Il est philosophique et politique : que prétend-on faire quand on interroge un utilisateur, et que fait-on vraiment ?
Avant même de poser la première question, le chercheur a déjà décidé quelque chose d'essentiel : ce qu'est un utilisateur. Et cette décision n'est pas neutre !
Cet utilisateur idéal est d’abord le produit d’une epistémè, : il hérite des propriétés des trois définitions du sujets historiques qui ne se nomment jamais mais déterminent tout. Paradoxalement Naturalisé, Libéralisé et Structuralisé, il est un sujet hybride instrumental.
Le premier modèle appliqué est celui de l’utilisateur naturaliste : il postule une nature humaine universelle, des besoins fondamentaux stables, des réponses comportementales inscrites dans la biologie, en l’abscence desquels, aucune reproduction de son expérience ne pourrait être pensée.

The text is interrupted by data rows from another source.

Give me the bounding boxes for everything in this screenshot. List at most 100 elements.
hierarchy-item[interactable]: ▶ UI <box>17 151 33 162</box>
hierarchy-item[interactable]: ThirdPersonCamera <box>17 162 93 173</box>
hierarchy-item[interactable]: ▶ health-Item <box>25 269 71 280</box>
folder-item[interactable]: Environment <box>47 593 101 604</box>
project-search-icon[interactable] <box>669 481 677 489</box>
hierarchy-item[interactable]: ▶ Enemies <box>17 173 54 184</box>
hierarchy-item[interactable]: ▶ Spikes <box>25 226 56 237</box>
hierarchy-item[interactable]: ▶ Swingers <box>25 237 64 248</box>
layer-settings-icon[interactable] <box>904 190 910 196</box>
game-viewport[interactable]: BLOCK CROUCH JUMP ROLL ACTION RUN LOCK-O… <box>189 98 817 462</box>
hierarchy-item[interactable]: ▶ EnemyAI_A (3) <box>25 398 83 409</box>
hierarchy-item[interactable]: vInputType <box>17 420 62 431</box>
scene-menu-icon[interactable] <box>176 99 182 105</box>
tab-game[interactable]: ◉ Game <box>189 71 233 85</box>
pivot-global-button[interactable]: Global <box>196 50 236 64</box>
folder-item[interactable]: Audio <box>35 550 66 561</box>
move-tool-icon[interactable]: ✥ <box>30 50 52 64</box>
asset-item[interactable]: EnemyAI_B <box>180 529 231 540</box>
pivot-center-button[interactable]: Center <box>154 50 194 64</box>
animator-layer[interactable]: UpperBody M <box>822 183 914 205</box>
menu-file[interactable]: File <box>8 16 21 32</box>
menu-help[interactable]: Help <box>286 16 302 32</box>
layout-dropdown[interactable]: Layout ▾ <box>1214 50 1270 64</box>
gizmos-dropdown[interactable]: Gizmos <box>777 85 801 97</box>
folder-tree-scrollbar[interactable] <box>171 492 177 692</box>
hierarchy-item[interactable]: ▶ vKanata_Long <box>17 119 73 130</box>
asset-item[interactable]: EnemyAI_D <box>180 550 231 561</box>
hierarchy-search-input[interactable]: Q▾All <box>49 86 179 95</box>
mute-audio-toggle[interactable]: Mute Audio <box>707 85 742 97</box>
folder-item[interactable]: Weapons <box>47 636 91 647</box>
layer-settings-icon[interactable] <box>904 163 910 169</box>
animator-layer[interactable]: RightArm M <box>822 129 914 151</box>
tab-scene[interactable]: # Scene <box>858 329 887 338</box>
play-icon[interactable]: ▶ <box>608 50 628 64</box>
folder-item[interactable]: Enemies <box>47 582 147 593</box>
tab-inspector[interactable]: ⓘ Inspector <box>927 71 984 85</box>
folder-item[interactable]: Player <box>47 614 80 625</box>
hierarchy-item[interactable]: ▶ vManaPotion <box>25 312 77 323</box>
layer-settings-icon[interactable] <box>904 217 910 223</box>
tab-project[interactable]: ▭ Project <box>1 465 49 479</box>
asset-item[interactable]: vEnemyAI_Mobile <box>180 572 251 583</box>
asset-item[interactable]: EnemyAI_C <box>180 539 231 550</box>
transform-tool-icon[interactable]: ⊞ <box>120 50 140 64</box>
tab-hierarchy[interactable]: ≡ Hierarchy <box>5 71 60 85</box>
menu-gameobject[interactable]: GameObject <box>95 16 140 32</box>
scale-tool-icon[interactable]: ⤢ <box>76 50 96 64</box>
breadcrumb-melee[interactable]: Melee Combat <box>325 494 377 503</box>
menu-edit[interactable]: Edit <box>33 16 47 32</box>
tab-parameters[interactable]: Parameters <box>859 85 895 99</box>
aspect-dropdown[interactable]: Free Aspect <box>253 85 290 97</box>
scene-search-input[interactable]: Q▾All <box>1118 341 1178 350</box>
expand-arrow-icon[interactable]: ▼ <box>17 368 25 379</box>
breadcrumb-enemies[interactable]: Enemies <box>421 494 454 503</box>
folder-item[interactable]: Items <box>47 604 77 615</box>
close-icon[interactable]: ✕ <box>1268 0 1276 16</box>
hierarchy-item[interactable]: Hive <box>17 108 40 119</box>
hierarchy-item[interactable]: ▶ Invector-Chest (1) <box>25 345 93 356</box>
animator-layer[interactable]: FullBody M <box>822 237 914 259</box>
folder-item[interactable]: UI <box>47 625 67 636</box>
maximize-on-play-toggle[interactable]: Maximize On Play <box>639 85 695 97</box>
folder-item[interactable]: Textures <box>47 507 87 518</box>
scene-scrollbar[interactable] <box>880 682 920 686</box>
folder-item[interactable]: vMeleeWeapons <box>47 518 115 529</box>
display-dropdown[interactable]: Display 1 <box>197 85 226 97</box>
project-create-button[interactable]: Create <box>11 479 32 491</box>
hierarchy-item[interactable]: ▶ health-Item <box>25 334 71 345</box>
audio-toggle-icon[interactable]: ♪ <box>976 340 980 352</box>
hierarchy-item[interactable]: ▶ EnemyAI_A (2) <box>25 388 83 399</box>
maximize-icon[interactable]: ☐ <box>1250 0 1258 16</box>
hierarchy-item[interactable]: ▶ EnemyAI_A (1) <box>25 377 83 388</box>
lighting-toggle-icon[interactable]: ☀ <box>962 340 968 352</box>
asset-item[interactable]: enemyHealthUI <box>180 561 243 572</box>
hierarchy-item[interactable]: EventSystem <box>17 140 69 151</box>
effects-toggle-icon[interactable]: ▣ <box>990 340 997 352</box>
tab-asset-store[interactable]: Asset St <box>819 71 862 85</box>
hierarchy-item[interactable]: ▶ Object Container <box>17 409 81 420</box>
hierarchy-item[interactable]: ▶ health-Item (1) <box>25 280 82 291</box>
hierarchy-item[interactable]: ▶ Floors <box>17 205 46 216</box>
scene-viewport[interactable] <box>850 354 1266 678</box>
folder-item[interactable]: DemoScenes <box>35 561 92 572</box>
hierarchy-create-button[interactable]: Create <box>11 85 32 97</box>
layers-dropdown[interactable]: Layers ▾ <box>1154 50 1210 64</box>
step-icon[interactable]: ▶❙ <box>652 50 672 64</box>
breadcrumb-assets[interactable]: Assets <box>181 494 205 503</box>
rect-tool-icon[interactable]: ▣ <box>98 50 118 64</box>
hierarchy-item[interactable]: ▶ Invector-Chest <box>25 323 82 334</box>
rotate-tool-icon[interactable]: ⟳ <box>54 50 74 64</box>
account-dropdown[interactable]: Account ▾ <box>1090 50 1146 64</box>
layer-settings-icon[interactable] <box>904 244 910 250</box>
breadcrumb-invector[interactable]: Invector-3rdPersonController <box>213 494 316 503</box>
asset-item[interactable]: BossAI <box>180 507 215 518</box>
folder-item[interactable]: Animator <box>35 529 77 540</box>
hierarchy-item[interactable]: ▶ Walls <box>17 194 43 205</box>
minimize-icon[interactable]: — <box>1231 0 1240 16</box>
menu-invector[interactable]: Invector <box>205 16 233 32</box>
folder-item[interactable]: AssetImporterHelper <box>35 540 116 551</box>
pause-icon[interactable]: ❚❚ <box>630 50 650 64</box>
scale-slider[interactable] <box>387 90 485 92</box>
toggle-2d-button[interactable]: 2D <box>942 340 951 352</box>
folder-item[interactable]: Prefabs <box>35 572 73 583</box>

Les neurosciences appliquées au design prolongent ce modèle en cherchant des réponses universelles sous les variations culturelles. Joseph Henrich a montré que la quasi-totalité des études psychologiques sont conduites sur des populations WEIRD, Western, Educated, Industrialized, Rich, Democratic, et présentées comme universelles. Le sujet naturel est un sujet culturel qui s'ignore Et qui est ignoré.
Le second modèle appliqué à l’utilisateur est libéral : il postule un individu autonome, rationnel, capable d'exprimer ses préférences si on lui en donne les conditions. C'est le fondement du design centré utilisateur de Donald Norman et du participatory design scandinave de Pelle Ehn et Kristen Nygaard. Ce modèle présuppose un sujet capable de réflexivité sur lui-même et de verbalisation de ses propres besoins, en toute indépendance vis à vis des déterminations qui lui sont naturelles. Ce sujet-là est une hypothèse culturellement très située et elle exclut silencieusement tous ceux qui ne lui correspondent pas.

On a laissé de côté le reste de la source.